It is better for the heart to break, than not to break. – Mary Oliver


He told me tales of Russia, and a hundred spiders dancing in his hair as he rode in a little boat, drifting across a lake. I thought of him there, gliding in the vessel, looking up at the night sky, hurtling on the long trajectory that would bring him around the world, across time and space, to where we would one day collide. He’d been born tiny, he said, and had to stay in the hospital for a few weeks before he went home. I wondered if that’s why he could stand to be alone, if that’s where his fierce independence originated. It made me wish I’d been left on my own earlier, so I could deal with it, so my heart wouldn’t ache so when he was gone.

Part of me knew what was going to happen. I’d been here before. It wasn’t the first time. And if I had just a little more strength, if I could have been a bit smarter, I might have put off the whole wretched thing by stopping then and there. I did not do that. I loved him already. I loved him too much. And so I fell.

The fever he inspired lasted a few days. Little by little it subsided, overtaken by the duties of life, until, a few months later, he could be remembered with the slightest of aches, the dullest of pangs, the merest wistfulness. One day I found myself laughing at my silly retail job, wondering how it was possible, then I realized I had been pretending all this time. No one had seen that something was wrong with me. No one had seen what I had lost. The laughter, as it was genuine, felt foreign, and frightening. It felt like I might swerve seamlessly into a crying fit, so I stopped myself. They’re not that much different – laughing and crying – especially when in the extreme throes of either.

The tools were here, the messages, already established, in the code of his written cadence, in the way he wrote, the words he chose, the way he put it all together. I was in love with his mind more than anything else. We could only last that way. And we couldn’t.

I couldn’t give him any more. I didn’t know what else to do. So I gave him this. Words, collections of words, words that conjured memories. They are all we have now. I tell the story to make it present, to make it real, to make it known that it mattered.

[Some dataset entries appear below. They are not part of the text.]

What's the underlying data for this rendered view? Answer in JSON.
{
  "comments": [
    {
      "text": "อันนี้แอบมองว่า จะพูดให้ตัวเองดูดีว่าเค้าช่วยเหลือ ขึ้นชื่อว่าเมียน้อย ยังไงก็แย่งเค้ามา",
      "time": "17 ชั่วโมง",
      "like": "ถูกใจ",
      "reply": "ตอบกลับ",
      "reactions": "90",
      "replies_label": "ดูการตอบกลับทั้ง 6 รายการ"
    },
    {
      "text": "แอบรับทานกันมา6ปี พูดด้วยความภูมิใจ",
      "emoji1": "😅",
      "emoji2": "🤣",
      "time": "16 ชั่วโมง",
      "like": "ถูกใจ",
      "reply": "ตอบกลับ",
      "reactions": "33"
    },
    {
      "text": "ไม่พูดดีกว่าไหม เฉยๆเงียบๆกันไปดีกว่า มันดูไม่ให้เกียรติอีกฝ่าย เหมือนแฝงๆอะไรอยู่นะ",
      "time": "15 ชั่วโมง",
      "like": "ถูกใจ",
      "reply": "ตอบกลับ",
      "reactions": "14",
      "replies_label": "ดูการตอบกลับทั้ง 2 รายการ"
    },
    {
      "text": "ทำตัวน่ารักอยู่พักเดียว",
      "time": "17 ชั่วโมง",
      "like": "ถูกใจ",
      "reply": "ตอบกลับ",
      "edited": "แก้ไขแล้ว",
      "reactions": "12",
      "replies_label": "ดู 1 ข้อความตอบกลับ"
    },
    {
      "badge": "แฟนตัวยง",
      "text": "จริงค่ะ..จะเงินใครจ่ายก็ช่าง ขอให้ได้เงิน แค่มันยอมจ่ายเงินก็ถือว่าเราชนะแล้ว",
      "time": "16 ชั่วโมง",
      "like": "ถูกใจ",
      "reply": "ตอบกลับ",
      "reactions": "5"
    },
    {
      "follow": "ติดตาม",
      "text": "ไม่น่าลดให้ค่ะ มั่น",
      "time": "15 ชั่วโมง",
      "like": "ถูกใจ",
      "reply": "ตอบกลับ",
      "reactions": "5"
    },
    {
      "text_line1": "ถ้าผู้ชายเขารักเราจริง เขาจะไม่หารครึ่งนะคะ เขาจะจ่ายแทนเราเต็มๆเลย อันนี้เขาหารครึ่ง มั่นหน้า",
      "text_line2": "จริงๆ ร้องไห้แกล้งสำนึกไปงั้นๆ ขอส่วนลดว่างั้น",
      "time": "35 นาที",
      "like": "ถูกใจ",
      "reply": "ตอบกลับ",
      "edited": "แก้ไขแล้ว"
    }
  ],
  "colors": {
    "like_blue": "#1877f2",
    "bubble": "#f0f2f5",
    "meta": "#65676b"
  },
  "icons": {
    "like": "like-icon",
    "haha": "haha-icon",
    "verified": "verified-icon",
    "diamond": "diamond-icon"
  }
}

The way out of the old hurt was always through writing. Putting it down on paper was a little exorcism of the soul, in the same way that we sometimes felt the need to unburden and confess our feelings to friends. Though it’s often under the pretext of ‘What should I do now?’ there is never an answer to that question, not a fulfilling one anyway, but it’s enough just to lay it on the line and have it out there. Even if it’s just one other person on the entire planet, a shared secret is always better than a solitary one.

I gave him a letter. The story – our story – written out of love, out of a way to remain close, a way to cling to whatever it was we had. Like a favorite book of poetry, bedside and hearthside, waiting to be opened again, complete in itself but never completely done, never completely written, it remains without ending. For my part, I try to close the book, and take away something to sustain through the ensuing years. Mostly, I miss a friend. It’s a feeling of homesickness, for a home we never had, a feeling of missing someone you never met.

I could not regret it. How to regret something like that, how to pretend that each sensation was not welcomed, not wanted, not worthy of going through so I’d always have it to remember? I knew I had the choice. There is always the choice. I could let it pull me down, wallowing in the pain and inconsolable madness that his departure left in its wake. It was tempting to do so, and for those first few days I may have indulged in that. But there was also the choice to go on living, sharing the same world, miles and hours apart, perhaps, but watching the same sky, seeing the same moon, following the same sun. And I could take what he taught me, the enjoyment of the moment, the beauty of what was all around if you looked hard enough, if you examined it closely.

I stole whatever scraps I could of his life before he was gone. A hastily-scribbled note. A spritz of his cologne on a handkerchief. Is that all we are to each other? Symbols of something we need, something we lack? Can he exist in a faded scent on fraying cotton, in the soft, worn paper falling apart from running my fingers across his writing so many times? What was his presence but a nourishment to my soul? In his absence, bits of me – the best parts of the person I most wanted to be – fell away.

My mind goes back to him gliding on a lake. That’s where I think of him now, on a lake at night, looking up at this same sky, coasting along the gently-lapping water, his eyes bright and searching – as they had once looked into mine – and navigating his way through life, as alone as I was… as I am.